ガバメントクラウド 【Gov-Cloud】
概要
ガバメントクラウド(Gov-Cloud)とは、政府機関や地方自治体が共通して利用することができる公共機関向けのクラウド環境。各機関が個別に設置・運用していたシステムを共通のクラウド基盤に集約し、効率化や省力化、低コスト化、セキュリティ向上を進めることができる。クラウドサービスは大手事業者が運用する大規模データセンター内に契約者のシステムを立ち上げて遠隔から利用する仕組みで、すでに民間のネットサービス事業や社内システムなどの多くがクラウド上で展開されている。

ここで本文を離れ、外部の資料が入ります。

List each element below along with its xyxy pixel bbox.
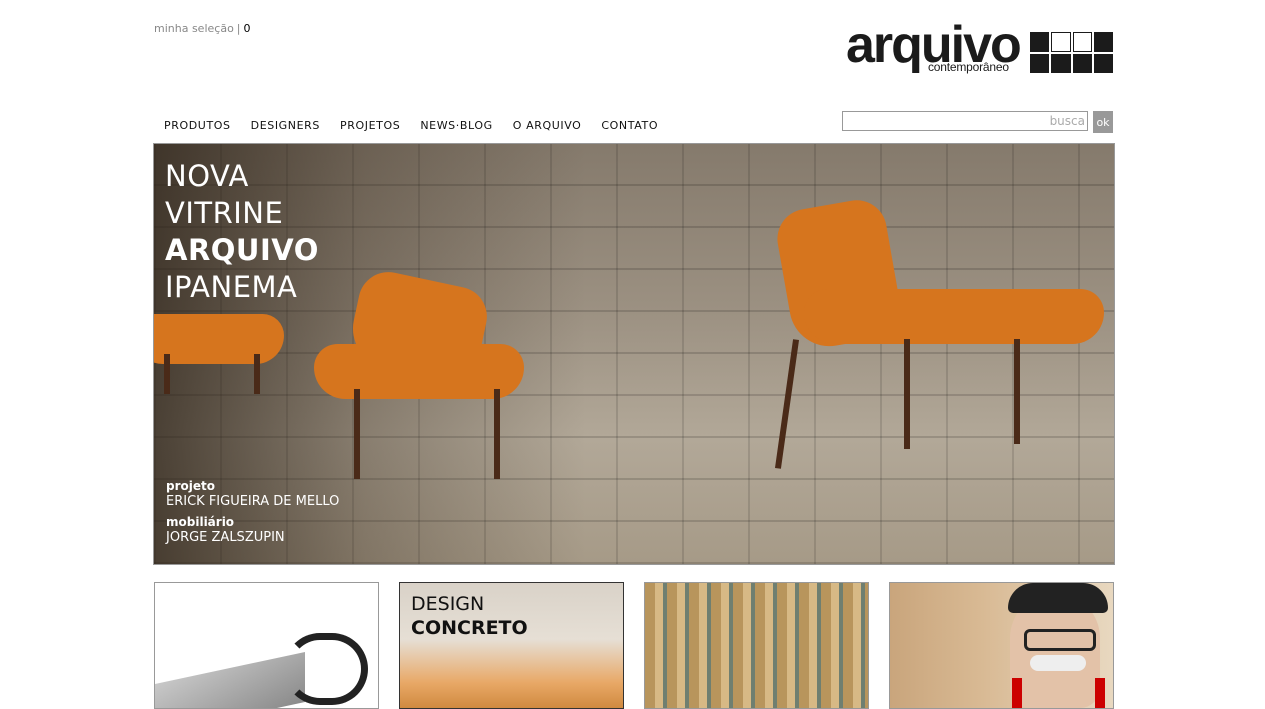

政府機関などの公的機関でもクラウド利用を促進するため、公共システムに適したサービス要件を定め、民間事業者の既存のクラウドサービスを共同で調達して利用できるようにする仕組みをガバメントクラウドという。データセンターやサービス品目などは民間向けと共通・共用だが、アクセス回線などは専用のサービスなどを用いる。
日本では2022年からデジタル庁が主体となって環境整備が進められている。指定サービスとして当初は世界的な大手クラウドサービスの「Amazon Web Services」(米アマゾン・ドット・コム社)、「Microsoft Azure」(米マイクロソフト社)、「Google Cloud」(米グーグル社)、「Oracle Cloud Infrastructure」(米オラクル社)の4つが発表されたが、後に国内事業者による「さくらのクラウド」(さくらインターネット)が追加された。
ガバメントクラウドでは各府省など政府機関、都道府県や市区町村など地方自治体のシステムが運用される。自治体については、住民基本台帳や戸籍、地方税、国民健康保険、国民年金など20業務を対象にガバメントクラウド上でのシステム標準化の指定が行われており、単一の共通アプリケーションに各自治体が既存データを移行して利用する方式となっている。